The hours I saved by doing this automatically are well worth the $59.95 price tag. I rationalize it by saying I spent less than $1 per site. Resume Rabbit also keeps everything manageable with logins and password. I know I would have hard time tracking passwords and login information. I don’t have to go to every single job site to login and check my status. Resume Rabbit keeps things centralized so I can access their site for everything. Additionally, each time my resume gets posted to a job site, the information is updated. Here is a sample of their centralized resume report each time a resume gets posted.
I submitted a resume 3 days ago and I already have the resume listed on 30 sites. Not to mention the 4 replies in my email. Resume Rabbit

Transfer your Marketable Job Skills to a New Career

How applicable would your job skills be if they were used outside of your current profession? This was not a question I gave too much thought until I read a job loss article about how a 200,000 Wall Street crude oil trader lost his job and is now working for 25,000 a year in a restaurant.

Mr. 200,000 might be finding it hard to translate his previous job skills into something usable. He should be thinking about how he can show marketable job skills on his resume. What does an crude oil trader do anyway, besides the obvious, trading crude oil. It’s hard not to belittle his previous occupational skills. Did he yell all day and wrestle through crowds of people to fulfill trade orders? There might be some communication skills there. You do not simply lose all your job transferable skills. A lot of finance jobs were unstable anyhow. The jobs were created out of a false money bubble built on bad loans and inflated housing prices.

I do not feel any sympathy for him, considering he never tried to walk in other people’s shoes.

It was a hard reality at first… I used to see unemployed people and think they were lazy, that it was all on them.

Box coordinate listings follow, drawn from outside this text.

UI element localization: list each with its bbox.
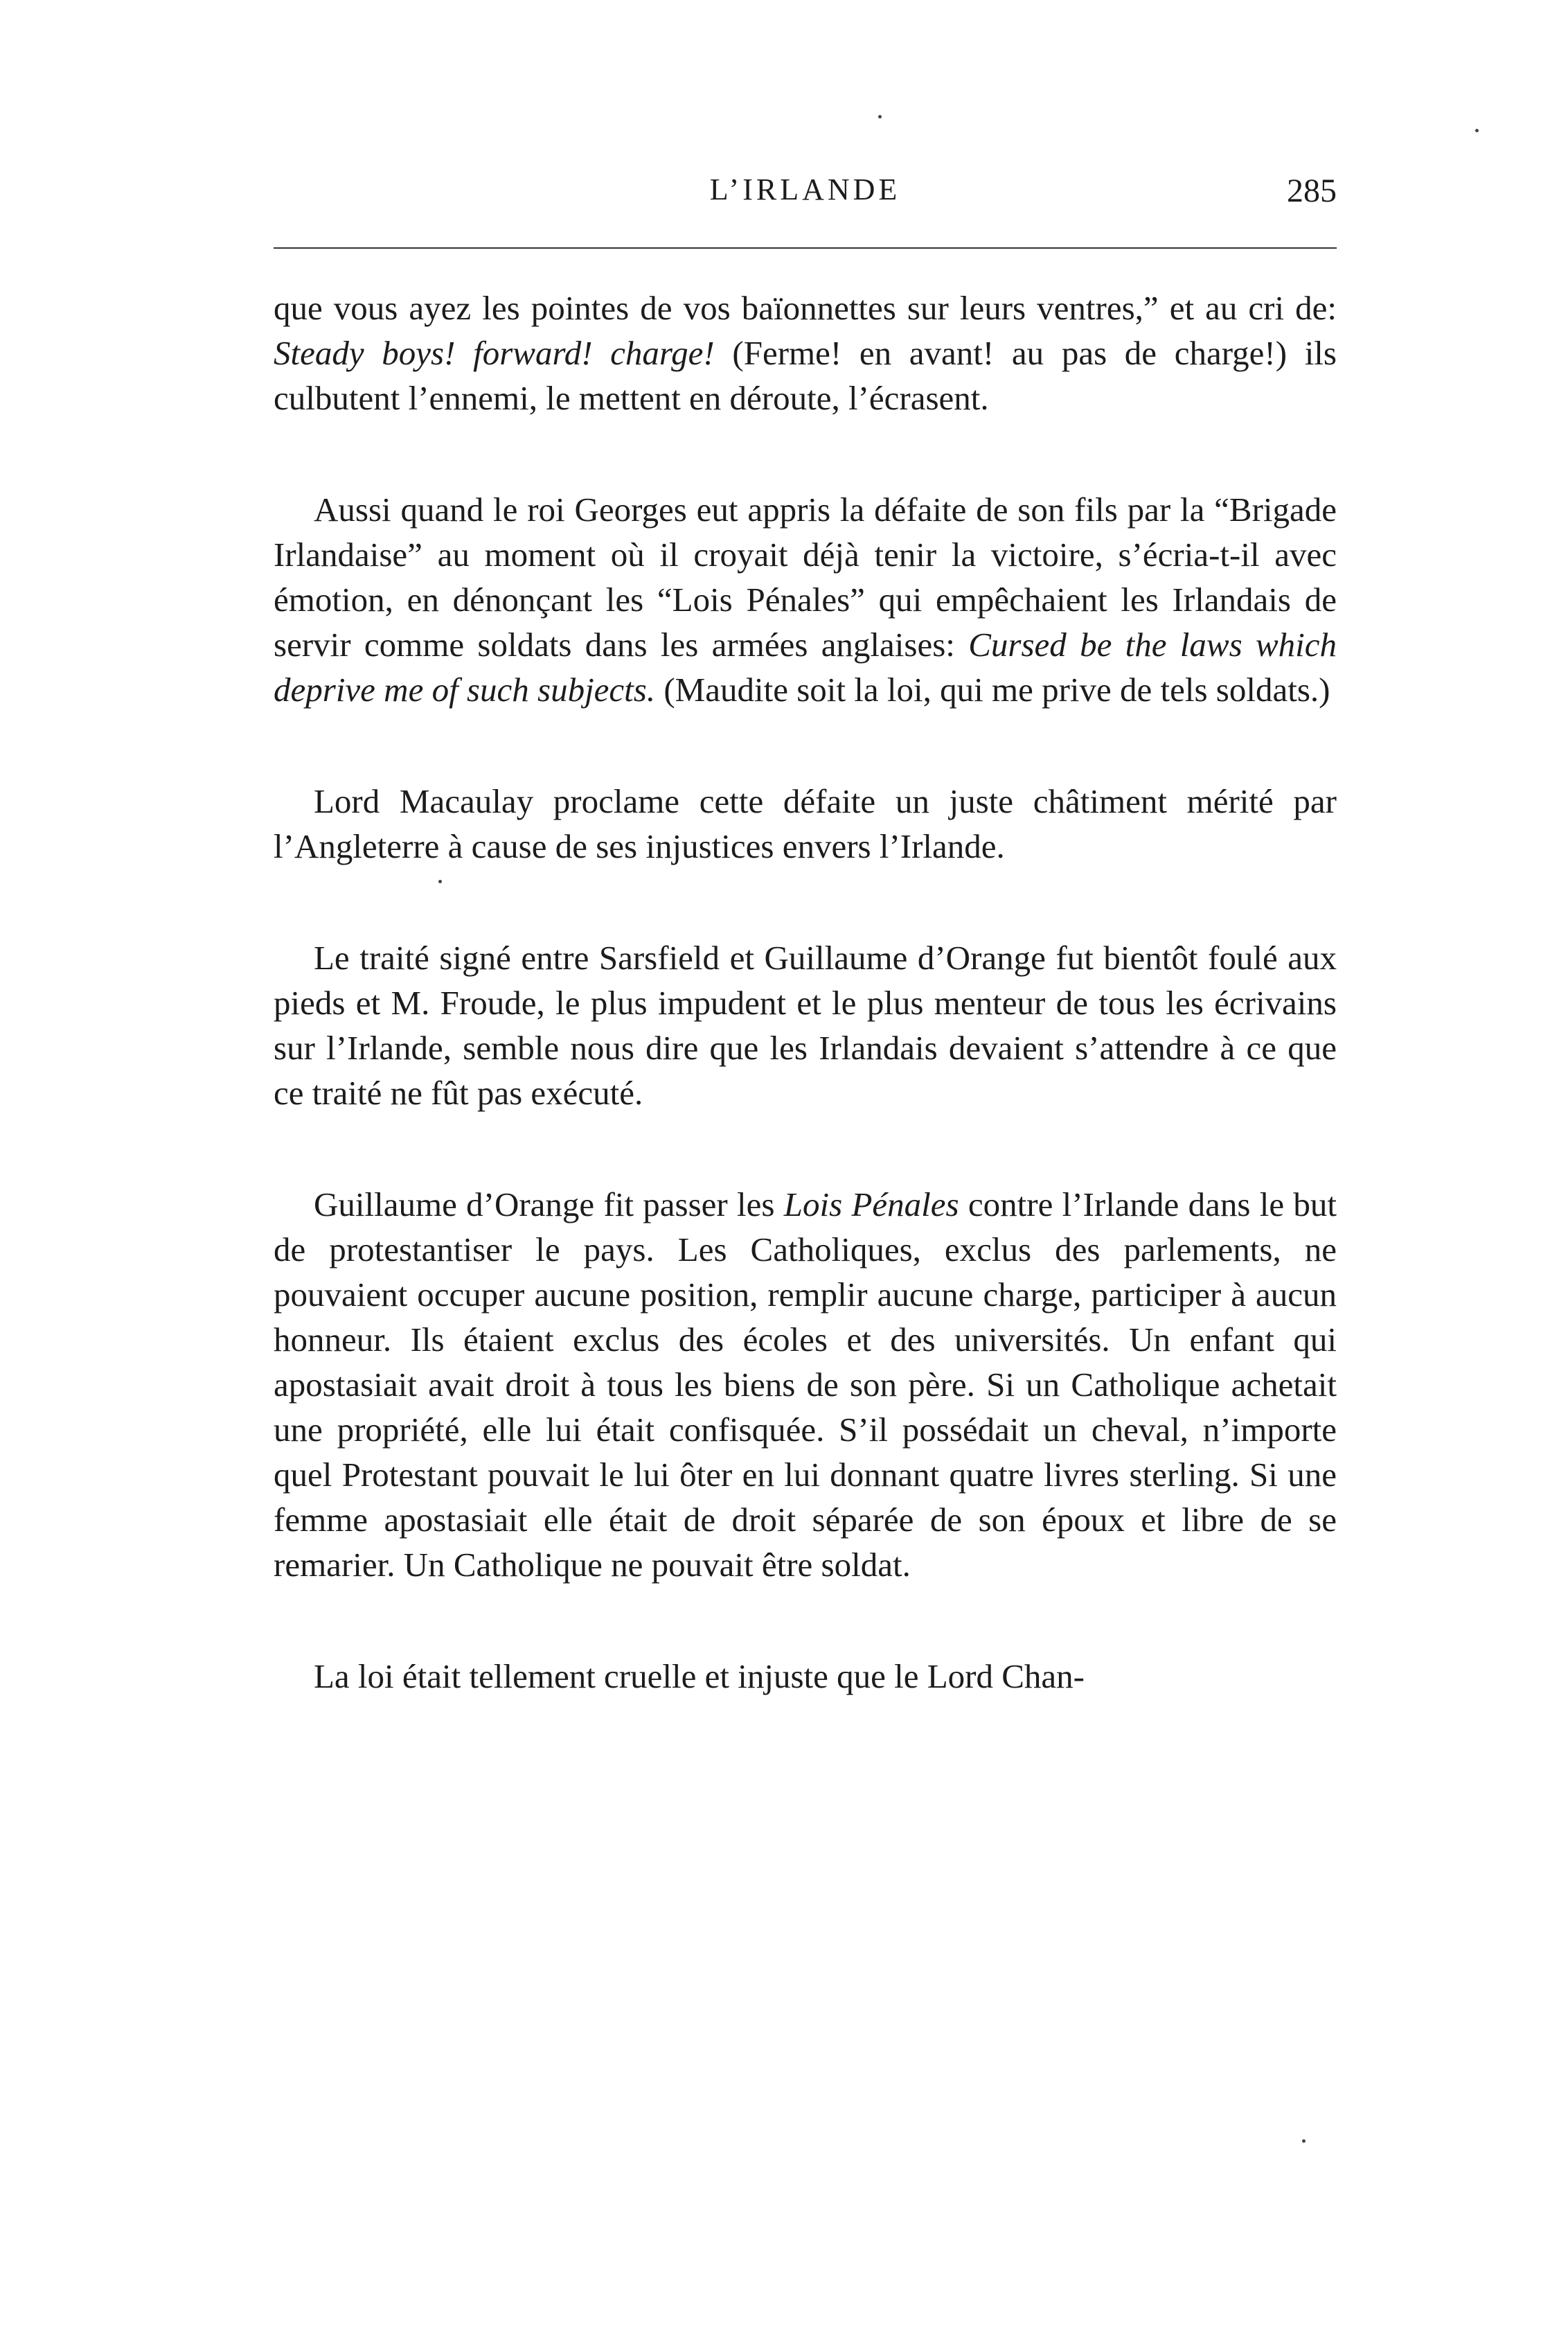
paragraph-4 bbox=[274, 935, 1337, 1115]
text-run: Le traité signé entre Sarsfield et Guillaume d’Orange fut bientôt foulé aux pieds et M. Froude, le plus impudent et le plus menteur de tous les écrivains sur l’Irlande, semble nous dire que les Irlandais devaient s’attendre à ce que ce traité ne fût pas exécuté. bbox=[274, 939, 1337, 1112]
print-speck bbox=[1302, 2139, 1306, 2143]
paragraph-5 bbox=[274, 1182, 1337, 1587]
header-rule bbox=[274, 247, 1337, 249]
running-header bbox=[274, 172, 1337, 227]
italic-text-run: Cursed be the laws which deprive me of such subjects. bbox=[274, 626, 1337, 709]
text-run: La loi était tellement cruelle et injuste que le Lord Chan- bbox=[314, 1657, 1085, 1695]
text-run: que vous ayez les pointes de vos baïonnettes sur leurs ventres,” et au cri de: bbox=[274, 289, 1337, 327]
print-speck bbox=[878, 115, 882, 118]
paragraph-1 bbox=[274, 285, 1337, 421]
paragraph-2 bbox=[274, 487, 1337, 712]
text-run: (Ferme! en avant! au pas de charge!) ils culbutent l’ennemi, le mettent en déroute, l’écrasent. bbox=[274, 334, 1337, 417]
text-run: (Maudite soit la loi, qui me prive de tels soldats.) bbox=[655, 671, 1330, 709]
italic-text-run: Lois Pénales bbox=[783, 1185, 959, 1223]
text-run: Lord Macaulay proclame cette défaite un juste châtiment mérité par l’Angleterre à cause de ses injustices envers l’Irlande. bbox=[274, 782, 1337, 865]
text-run: contre l’Irlande dans le but de protestantiser le pays. Les Catholiques, exclus des parlements, ne pouvaient occuper aucune position, remplir aucune charge, participer à aucun honneur. Ils étaient exclus des écoles et des universités. Un enfant qui apostasiait avait droit à tous les biens de son père. Si un Catholique achetait une propriété, elle lui était confisquée. S’il possédait un cheval, n’importe quel Protestant pouvait le lui ôter en lui donnant quatre livres sterling. Si une femme apostasiait elle était de droit séparée de son époux et libre de se remarier. Un Catholique ne pouvait être soldat. bbox=[274, 1185, 1337, 1584]
text-run: Guillaume d’Orange fit passer les bbox=[314, 1185, 784, 1223]
paragraph-6 bbox=[274, 1654, 1337, 1699]
running-title: L’IRLANDE bbox=[709, 173, 901, 206]
print-speck bbox=[1475, 129, 1479, 132]
italic-text-run: Steady boys! forward! charge! bbox=[274, 334, 715, 372]
page-number: 285 bbox=[1287, 173, 1337, 209]
body-text bbox=[274, 285, 1337, 1699]
text-run: Aussi quand le roi Georges eut appris la défaite de son fils par la “Brigade Irlandaise” au moment où il croyait déjà tenir la victoire, s’écria-t-il avec émotion, en dénonçant les “Lois Pénales” qui empêchaient les Irlandais de servir comme soldats dans les armées anglaises: bbox=[274, 490, 1337, 664]
paragraph-3 bbox=[274, 779, 1337, 869]
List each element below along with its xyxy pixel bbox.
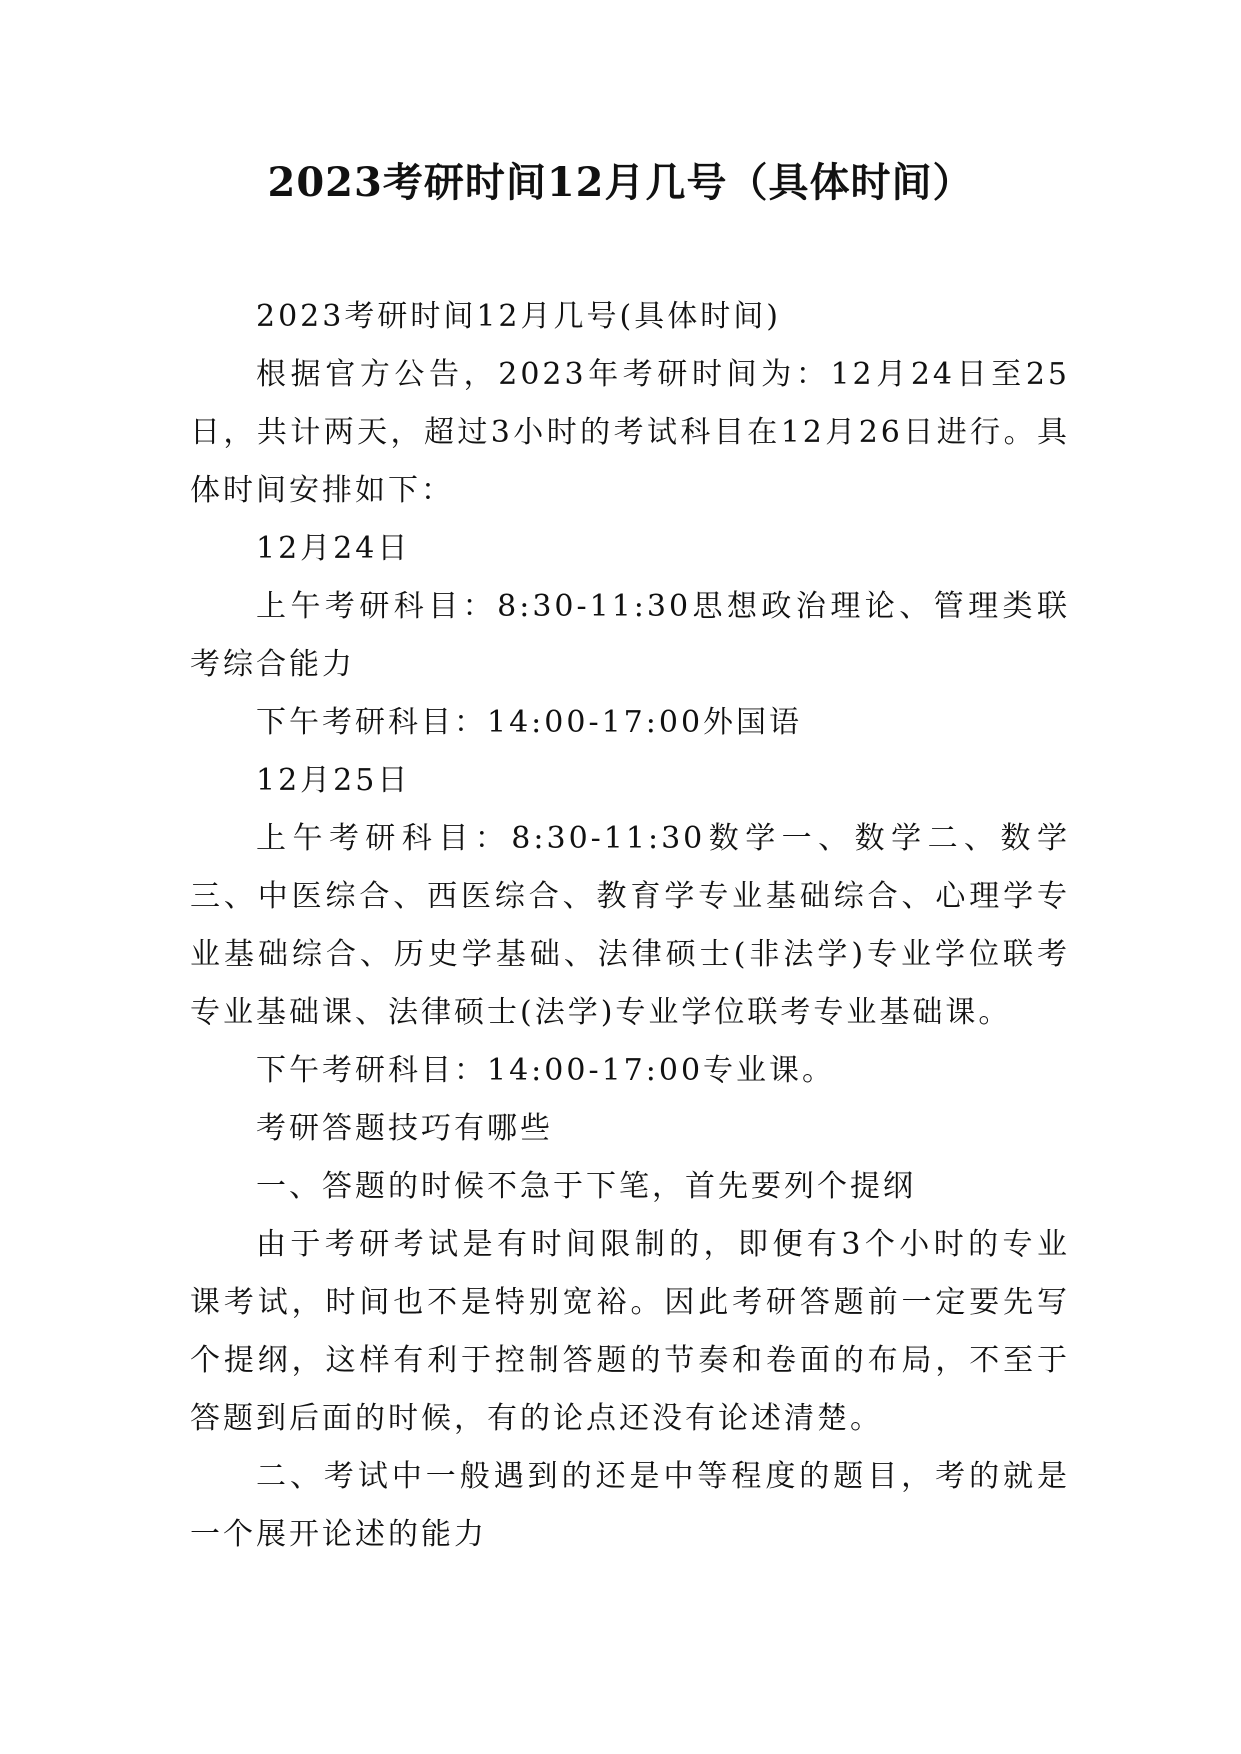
paragraph-subtitle: 2023考研时间12月几号(具体时间) — [256, 299, 781, 334]
paragraph-dec-24-morning: 上午考研科目：8:30-11:30思想政治理论、管理类联考综合能力 — [190, 589, 1070, 682]
paragraph-announcement: 根据官方公告，2023年考研时间为：12月24日至25日，共计两天，超过3小时的考试科目在12月26日进行。具体时间安排如下： — [190, 357, 1070, 508]
paragraph-dec-25-morning: 上午考研科目：8:30-11:30数学一、数学二、数学三、中医综合、西医综合、教育学专业基础综合、心理学专业基础综合、历史学基础、法律硕士(非法学)专业学位联考专业基础课、法律硕士(法学)专业学位联考专业基础课。 — [190, 821, 1070, 1030]
document-title: 2023考研时间12月几号（具体时间） — [267, 159, 974, 206]
paragraph-date-dec-25: 12月25日 — [256, 763, 411, 798]
paragraph-dec-25-afternoon: 下午考研科目：14:00-17:00专业课。 — [256, 1053, 836, 1088]
paragraph-date-dec-24: 12月24日 — [256, 531, 411, 566]
paragraph-tip-one: 一、答题的时候不急于下笔，首先要列个提纲 — [256, 1169, 916, 1204]
paragraph-tip-one-detail: 由于考研考试是有时间限制的，即便有3个小时的专业课考试，时间也不是特别宽裕。因此考研答题前一定要先写个提纲，这样有利于控制答题的节奏和卷面的布局，不至于答题到后面的时候，有的论点还没有论述清楚。 — [190, 1227, 1070, 1436]
document-body — [190, 288, 1070, 1564]
paragraph-dec-24-afternoon: 下午考研科目：14:00-17:00外国语 — [256, 705, 803, 740]
paragraph-tip-two: 二、考试中一般遇到的还是中等程度的题目，考的就是一个展开论述的能力 — [190, 1459, 1070, 1552]
paragraph-tips-heading: 考研答题技巧有哪些 — [256, 1111, 553, 1146]
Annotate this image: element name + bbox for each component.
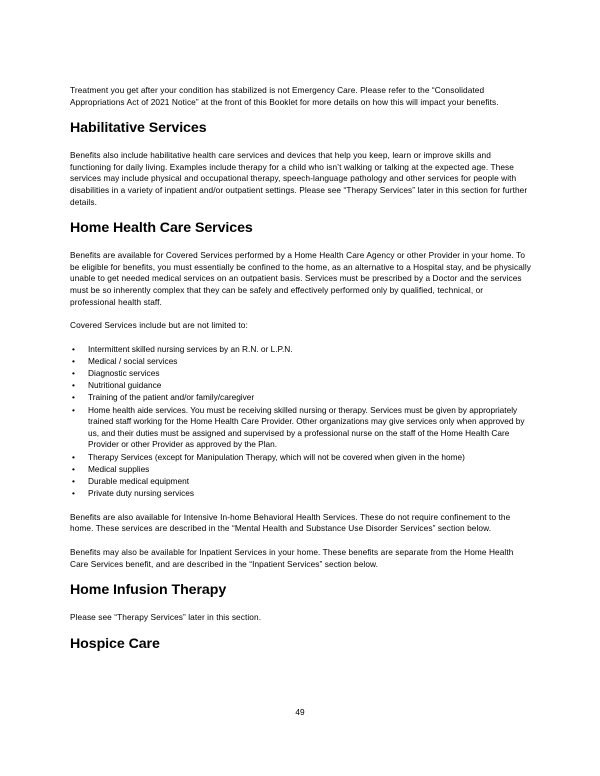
heading-home-health-care-services: Home Health Care Services — [70, 220, 253, 237]
list-item-label: Private duty nursing services — [88, 488, 195, 499]
list-item-label: Therapy Services (except for Manipulation Therapy, which will not be covered when given in the home) — [88, 451, 465, 462]
bullet-marker-icon: • — [72, 488, 75, 499]
heading-hospice-care: Hospice Care — [70, 635, 160, 652]
list-item — [70, 368, 531, 380]
list-item — [70, 476, 531, 488]
covered-services-lead-in: Covered Services include but are not limited to: — [70, 320, 248, 331]
list-item-label: Nutritional guidance — [88, 380, 162, 391]
list-item-label: Medical supplies — [88, 463, 150, 474]
list-item-label: Medical / social services — [88, 355, 178, 366]
covered-services-list — [70, 344, 531, 500]
bullet-marker-icon: • — [72, 380, 75, 391]
list-item-label: Diagnostic services — [88, 368, 160, 379]
page-content-column — [70, 85, 531, 666]
list-item — [70, 356, 531, 368]
list-item — [70, 452, 531, 464]
list-item — [70, 344, 531, 356]
list-item-label: Durable medical equipment — [88, 476, 190, 486]
bullet-marker-icon: • — [72, 451, 75, 462]
bullet-marker-icon: • — [72, 343, 75, 354]
intro-paragraph: Treatment you get after your condition has stabilized is not Emergency Care. Please refer to the “Consolidated Appropriations Act of 2021 Notice” at the front of this Booklet for more details on how this will impact your benefits. — [70, 85, 499, 107]
bullet-marker-icon: • — [72, 392, 75, 403]
page-number: 49 — [295, 707, 305, 717]
home-infusion-therapy-paragraph: Please see “Therapy Services” later in this section. — [70, 612, 262, 623]
bullet-marker-icon: • — [72, 476, 75, 486]
heading-home-infusion-therapy: Home Infusion Therapy — [70, 582, 227, 599]
inpatient-services-in-home-paragraph: Benefits may also be available for Inpatient Services in your home. These benefits are separate from the Home Health Care Services benefit, and are described in the “Inpatient Services” section below. — [70, 546, 514, 569]
habilitative-services-paragraph: Benefits also include habilitative health care services and devices that help you keep, learn or improve skills and functioning for daily living. Examples include therapy for a child who isn’t walking or talking at the expected age. These services may include physical and occupational therapy, speech-language pathology and other services for people with disabilities in a variety of inpatient and/or outpatient settings. Please see “Therapy Services” later in this section for further details. — [70, 150, 528, 207]
list-item-label: Home health aide services. You must be receiving skilled nursing or therapy. Services must be given by appropriately trained staff working for the Home Health Care Provider. Other organizations may give services only when approved by us, and their duties must be assigned and supervised by a professional nurse on the staff of the Home Health Care Provider or other Provider as approved by the Plan. — [88, 404, 525, 450]
list-item-label: Training of the patient and/or family/caregiver — [88, 392, 255, 403]
list-item — [70, 392, 531, 404]
intensive-in-home-behavioral-health-paragraph: Benefits are also available for Intensive In-home Behavioral Health Services. These do not require confinement to the home. These services are described in the “Mental Health and Substance Use Disorder Services” section below. — [70, 511, 511, 534]
heading-habilitative-services: Habilitative Services — [70, 120, 207, 137]
home-health-care-eligibility-paragraph: Benefits are available for Covered Services performed by a Home Health Care Agency or other Provider in your home. To be eligible for benefits, you must essentially be confined to the home, as an alternative to a Hospital stay, and be physically unable to get needed medical services on an outpatient basis. Services must be prescribed by a Doctor and the services must be so inherently complex that they can be safely and effectively performed only by qualified, technical, or professional health staff. — [70, 250, 531, 307]
bullet-marker-icon: • — [72, 355, 75, 366]
list-item — [70, 488, 531, 500]
list-item-label: Intermittent skilled nursing services by an R.N. or L.P.N. — [88, 343, 293, 354]
bullet-marker-icon: • — [72, 368, 75, 379]
list-item — [70, 380, 531, 392]
list-item — [70, 405, 531, 451]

Now it’s happened to me.

He worked hard from runner to trader but forgot what got him there. Maybe if Mr. 200k worked on transferable job skills, he wouldn’t be in such a predicament.

Transferable Job Skills List

Here is a list of skills that should be on displayed on everyone’s resume.

  • Writing skills – Don’t write that you can write. That would be too obvious and redundant. Rather put on your resume, some projects that involved writing such as business plans, contracts or articles you wrote for your company.
  • Sales – If you had a record year selling a particular product, put that on your resume. If your company or store saw record profits, put that amount onto your resume.
  • Customer service – Discuss how you interacted with your clients. Was there a particular request that went above and beyond normal customer service? The more obscure the request, the better story you tell to your future employer.
  • Technical skills – Transferring technical skills is probably the easiest things to do. Often times, you can put down the number of programming languages on your resume and that is it. However, the list is growing for outsourced workers with the same technical skills if not better. How can you compete with them? The answer and difference is in how you were able to translate these technical skills to others on the same project and to your superiors and clients. Someone who is able to communicate the complex and complicated technical aspect of a project will often be the one who is leading the task. Separate yourself from just the technical skills and mix in a bit of the other marketable and transferable job skills.
  • Interpersonal skills – Did you work in a group and had to organize and assign roles? If you are not respected within the group, you usually won’t get the same commitment and dedication to a specific task. How did you overcome those challenges and what interpersonal skills did you use?
  • Communications skills – Have you ever had to explain a highly technical project to someone outside of the team? Being able to express yourself in a clear and basic manner to someone new to the project is very marketable. I cannot express the countless times, I heard a presentation where people left more confused than informed.

If you are lacking marketable job skills to put on your resume, go and start your own project or volunteer in a field of your interest. Just follow the list of skills and make sure they are in your arsenal when you are job searching.